In late November, 2015, two students from Gloucester City Junior City High School (GHS) were selected to participate in Rotary Day at the United Nations Headquarters in New York.
The students, Alyssa DeLuca and Anastasia Pierce, both seniors, are members of the GHS Interact club, which is the student version of Rotary.
Interact is geared for students between the ages of 12-18 and its purpose is to help members develop leadership skills by participating in many service projects while having fun.
Alyssa and Anastasia were chaperoned by Interact Club advisors, Barbara Sacchetti and Neil Rossiter.
Each year, over 1,300 Rotarians are invited to Rotary Day at the United Nations Headquarters in New York.
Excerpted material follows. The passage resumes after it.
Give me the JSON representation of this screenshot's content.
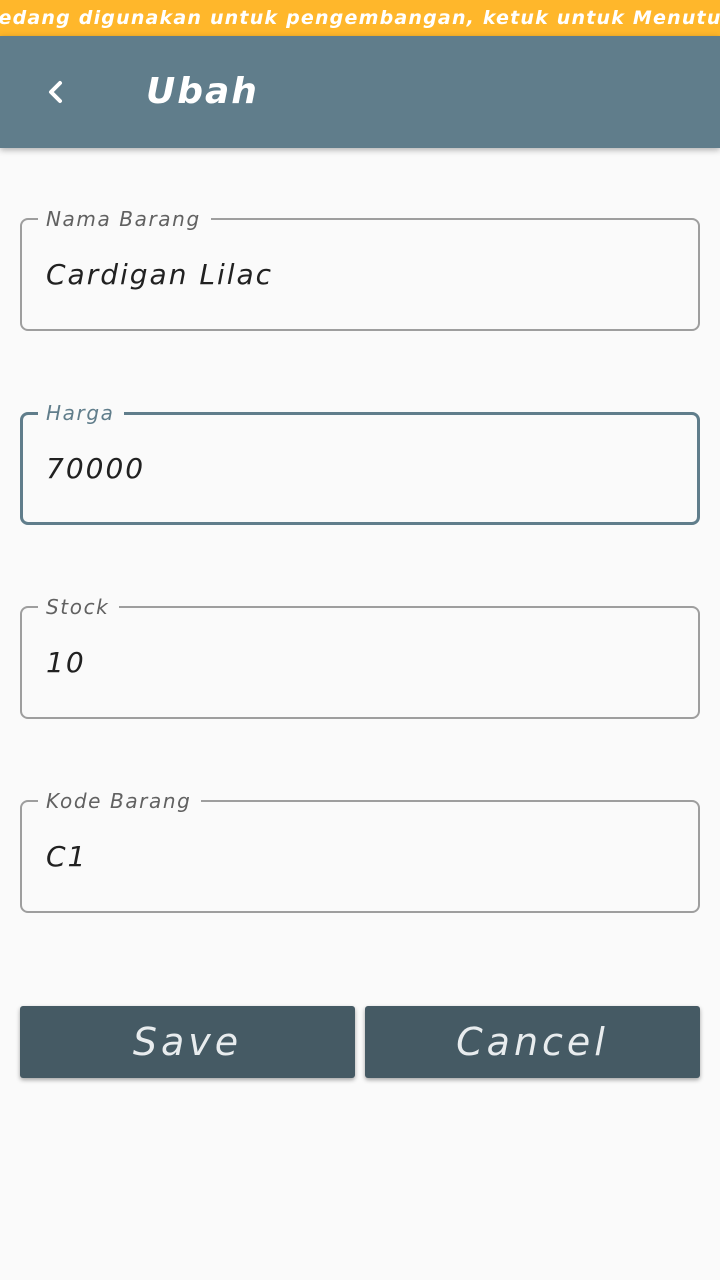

Invitees include many Rotary International Directors, Foundation Trustees, past Senior Leaders, and other guests.
The program is designed to inspire and educate all participants. It also provides insight into the relationship between Rotary International and the United Nations.
Rotary Day at the United Nations included a special program for youth who are interested in humanitarian service.
Participants received an overview of the United Nations and heard about the various projects that Interact Clubs are involved with.
According to Rotary.org, the organization comprises 1.2 million neighbors, friends, and community leaders who come together to create positive, lasting change in our communities, and around the world.
“Our differing occupations, cultures, and countries give us a unique perspective. Our shared passion for service helps us accomplish the remarkable,” the website states.
GHS Student Anastasia Pierce
Alyssa and Anastasia estimate they were joined by 700 Interact clubs from all over the world and they had the opportunity to connect with Vineland Interact.
“They invited our Interact Club to participate in some of their activities,” Alyssa said.
Alyssa and Anastasia learned that Rotary and their partners have reduced polio cases by 99 percent worldwide.
Afghanistan and Pakistan are the only two remaining countries where polio remains endemic, meaning transmission of the virus has never been stopped there.
As part of Rotary Day, attendees listened to panel discussions and were challenged to think how they can make a difference in the world.
Following the program, the GHS group took part in a self-guided tour of the United Nations building and before heading home, saw Times Square, passed Broadway, and caught a glimpse of the theaters.
Both students were glad they had the chance to participate in Rotary Day.
Alyssa said: “It was very informative. I am grateful for the opportunity.”
Anastasia agreed and added: “I was thrilled to learn that there are organizations that care about gender equality so strongly.”